2. Cartes mentales du détroit de Gibraltar

Ces réflexions ont conduit à envisager le détroit de Gibraltar comme un territoire dont les fonctions ont évolué au gré des rapports de force. De la barrière à la limite outrepassée, le détroit est apparu comme une frontière atypique regroupant presque toutes les catégories de dyades définies par Michel Foucher (2007). En définitive, sa complexité nous invite à réfléchir à comment vivre ensemble et partager un espace.

La position d’entre-deux terres et mers est à l’origine de la production d’un espace extrêmement complexe où s’entremêlent les échelles et les fonctions.
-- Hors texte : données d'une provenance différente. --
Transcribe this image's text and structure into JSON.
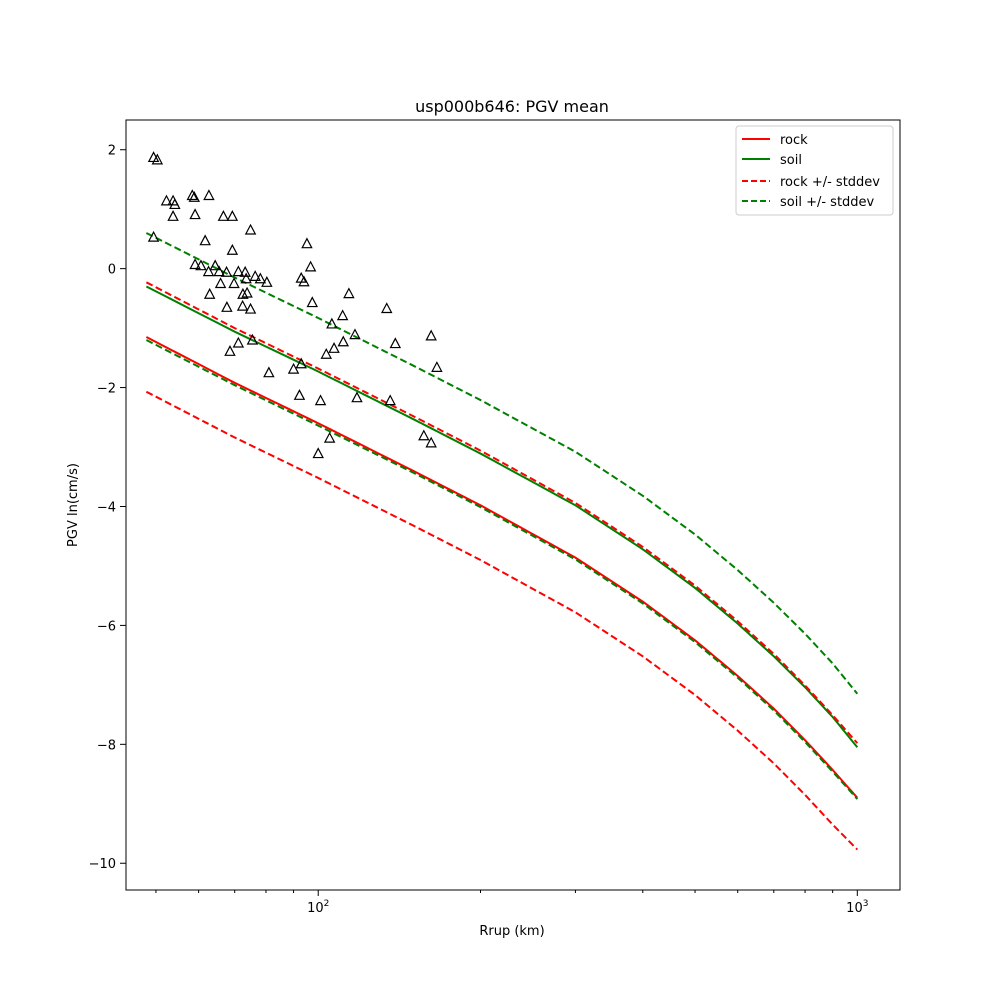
{
  "chart_data": {
    "type": "line",
    "title": "usp000b646: PGV mean",
    "xlabel": "Rrup (km)",
    "ylabel": "PGV ln(cm/s)",
    "xscale": "log",
    "xlim": [
      44,
      1200
    ],
    "ylim": [
      -10.45,
      2.5
    ],
    "x_ticks": [
      {
        "value": 100,
        "label": "10",
        "exp": "2"
      },
      {
        "value": 1000,
        "label": "10",
        "exp": "3"
      }
    ],
    "y_ticks": [
      {
        "value": 2,
        "label": "2"
      },
      {
        "value": 0,
        "label": "0"
      },
      {
        "value": -2,
        "label": "−2"
      },
      {
        "value": -4,
        "label": "−4"
      },
      {
        "value": -6,
        "label": "−6"
      },
      {
        "value": -8,
        "label": "−8"
      },
      {
        "value": -10,
        "label": "−10"
      }
    ],
    "grid": false,
    "legend_position": "upper-right",
    "series": [
      {
        "name": "rock",
        "color": "#ff0000",
        "style": "solid",
        "x": [
          48,
          70,
          100,
          150,
          200,
          300,
          400,
          500,
          600,
          700,
          800,
          900,
          1000
        ],
        "y": [
          -1.15,
          -1.92,
          -2.6,
          -3.4,
          -3.98,
          -4.86,
          -5.6,
          -6.25,
          -6.85,
          -7.4,
          -7.93,
          -8.43,
          -8.9
        ]
      },
      {
        "name": "soil",
        "color": "#008000",
        "style": "solid",
        "x": [
          48,
          70,
          100,
          150,
          200,
          300,
          400,
          500,
          600,
          700,
          800,
          900,
          1000
        ],
        "y": [
          -0.3,
          -1.06,
          -1.73,
          -2.53,
          -3.11,
          -3.98,
          -4.72,
          -5.37,
          -5.97,
          -6.52,
          -7.04,
          -7.54,
          -8.05
        ]
      },
      {
        "name": "rock +/- stddev",
        "color": "#ff0000",
        "style": "dashed",
        "x": [
          48,
          70,
          100,
          150,
          200,
          300,
          400,
          500,
          600,
          700,
          800,
          900,
          1000
        ],
        "y": [
          -0.23,
          -1.0,
          -1.68,
          -2.48,
          -3.06,
          -3.94,
          -4.68,
          -5.33,
          -5.93,
          -6.48,
          -7.01,
          -7.51,
          -7.98
        ]
      },
      {
        "name": "",
        "color": "#ff0000",
        "style": "dashed",
        "x": [
          48,
          70,
          100,
          150,
          200,
          300,
          400,
          500,
          600,
          700,
          800,
          900,
          1000
        ],
        "y": [
          -2.07,
          -2.84,
          -3.52,
          -4.32,
          -4.9,
          -5.78,
          -6.52,
          -7.17,
          -7.77,
          -8.32,
          -8.85,
          -9.35,
          -9.77
        ]
      },
      {
        "name": "soil +/- stddev",
        "color": "#008000",
        "style": "dashed",
        "x": [
          48,
          70,
          100,
          150,
          200,
          300,
          400,
          500,
          600,
          700,
          800,
          900,
          1000
        ],
        "y": [
          0.6,
          -0.15,
          -0.83,
          -1.63,
          -2.21,
          -3.08,
          -3.82,
          -4.47,
          -5.07,
          -5.62,
          -6.14,
          -6.64,
          -7.15
        ]
      },
      {
        "name": "",
        "color": "#008000",
        "style": "dashed",
        "x": [
          48,
          70,
          100,
          150,
          200,
          300,
          400,
          500,
          600,
          700,
          800,
          900,
          1000
        ],
        "y": [
          -1.2,
          -1.96,
          -2.64,
          -3.43,
          -4.01,
          -4.89,
          -5.63,
          -6.28,
          -6.88,
          -7.43,
          -7.96,
          -8.46,
          -8.92
        ]
      }
    ],
    "observations": {
      "marker": "triangle",
      "color": "#000000",
      "points": [
        [
          49.5,
          1.87
        ],
        [
          50.3,
          1.83
        ],
        [
          52.3,
          1.14
        ],
        [
          53.8,
          1.14
        ],
        [
          54.2,
          1.08
        ],
        [
          53.8,
          0.88
        ],
        [
          58.4,
          1.23
        ],
        [
          58.9,
          1.2
        ],
        [
          62.7,
          1.23
        ],
        [
          59.1,
          0.91
        ],
        [
          69.3,
          0.88
        ],
        [
          66.7,
          0.88
        ],
        [
          74.9,
          0.65
        ],
        [
          49.5,
          0.53
        ],
        [
          59.1,
          0.07
        ],
        [
          61.7,
          0.47
        ],
        [
          64.4,
          0.05
        ],
        [
          65.5,
          -0.05
        ],
        [
          60.6,
          0.05
        ],
        [
          62.6,
          -0.05
        ],
        [
          62.9,
          -0.43
        ],
        [
          67.6,
          -0.06
        ],
        [
          69.8,
          -0.25
        ],
        [
          65.9,
          -0.25
        ],
        [
          67.7,
          -0.65
        ],
        [
          71.1,
          -0.05
        ],
        [
          72.4,
          -0.63
        ],
        [
          73.2,
          -0.06
        ],
        [
          73.5,
          -0.17
        ],
        [
          73.8,
          -0.41
        ],
        [
          74.9,
          -0.68
        ],
        [
          76.4,
          -0.13
        ],
        [
          78.1,
          -0.17
        ],
        [
          80.3,
          -0.23
        ],
        [
          69.3,
          0.31
        ],
        [
          72.5,
          -0.43
        ],
        [
          75.5,
          -1.2
        ],
        [
          71.1,
          -1.25
        ],
        [
          68.6,
          -1.39
        ],
        [
          81.0,
          -1.75
        ],
        [
          90.0,
          -1.69
        ],
        [
          93.0,
          -1.6
        ],
        [
          92.3,
          -2.13
        ],
        [
          94.1,
          -0.22
        ],
        [
          93.0,
          -0.16
        ],
        [
          96.8,
          0.03
        ],
        [
          97.5,
          -0.57
        ],
        [
          95.3,
          0.42
        ],
        [
          106.0,
          -0.93
        ],
        [
          111.0,
          -0.79
        ],
        [
          107.0,
          -1.34
        ],
        [
          103.5,
          -1.44
        ],
        [
          111.3,
          -1.23
        ],
        [
          114.0,
          -0.42
        ],
        [
          117.0,
          -1.11
        ],
        [
          118.0,
          -2.17
        ],
        [
          134.0,
          -0.67
        ],
        [
          136.0,
          -2.22
        ],
        [
          139.0,
          -1.26
        ],
        [
          101.0,
          -2.22
        ],
        [
          105.0,
          -2.85
        ],
        [
          100.0,
          -3.11
        ],
        [
          157.0,
          -2.81
        ],
        [
          162.0,
          -2.93
        ],
        [
          162.0,
          -1.13
        ],
        [
          166.0,
          -1.66
        ]
      ]
    }
  }
}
La possibilité même de modéliser un territoire comme celui-ci se heurte à la difficulté d’intégrer dans un seul modèle spatial et graphique, dans une seule image, la complexité en présence. L’utilisation dans la thèse d’une iconographie très diverse (cartes, photographies, images de satellite, schémas de synthèse, représentation des routes maritimes, cartes mentales) a été un outil à la fois méthodologique et analytique pour révéler la complexité des lieux et les processus à l’œuvre. Ainsi l’entre-deux transactionnel, fonction première de ce détroit illustrée par la figure 1, cohabite et se superpose à l’entre-deux «habité» qui se nourrit des effets de frontière ou encore d’intégration avec l’autre rive comme le montre la figure 2.

Dans son dessein d’appréhender dans sa globalité ce territoire composite, cette recherche a mis en exergue la fragilité de cet espace singulier. La superposition de lignes de rupture, la stratification historique et l'entrecroisement multidirectionnel des flux humains, marchands et immatériels favorisent le compartimentage de l’espace au détriment de l’unité territoriale. Pourtant, dans cette unité potentielle suggérant une gestion solidaire des rives du détroit, se dégagent des possibilités de développer autrement que par une stratégie d’intégration à la mondialisation des échanges (Koop, 2007). Du renouveau des pratiques de développement sur les rives du détroit dépend l’équilibre global de cette frontière eurafricaine.

Référence de la thèse

MAREÏ N. (2012). Le détroit de Gibraltar, Porte du Monde, Frontière de l’Europe. Analyse et perspectives de territorialité d’un espace de transit. Nantes: Université de Nantes, thèse de doctorat, 412 p.

Bibliographie

ANDRÉ Y. (1998). Enseigner les représentations spatiales. Paris: Anthropos-Economica, coll. «Géographie», 254 p.
ISBN: 2-7178-3546-6

DEBRIE J., ELIOT E., SOPPE M. (2005). «Un modèle transcalaire de nodalité et polarité portuaire: exemple d’application au port de Hambourg». Mappemonde, n° 79.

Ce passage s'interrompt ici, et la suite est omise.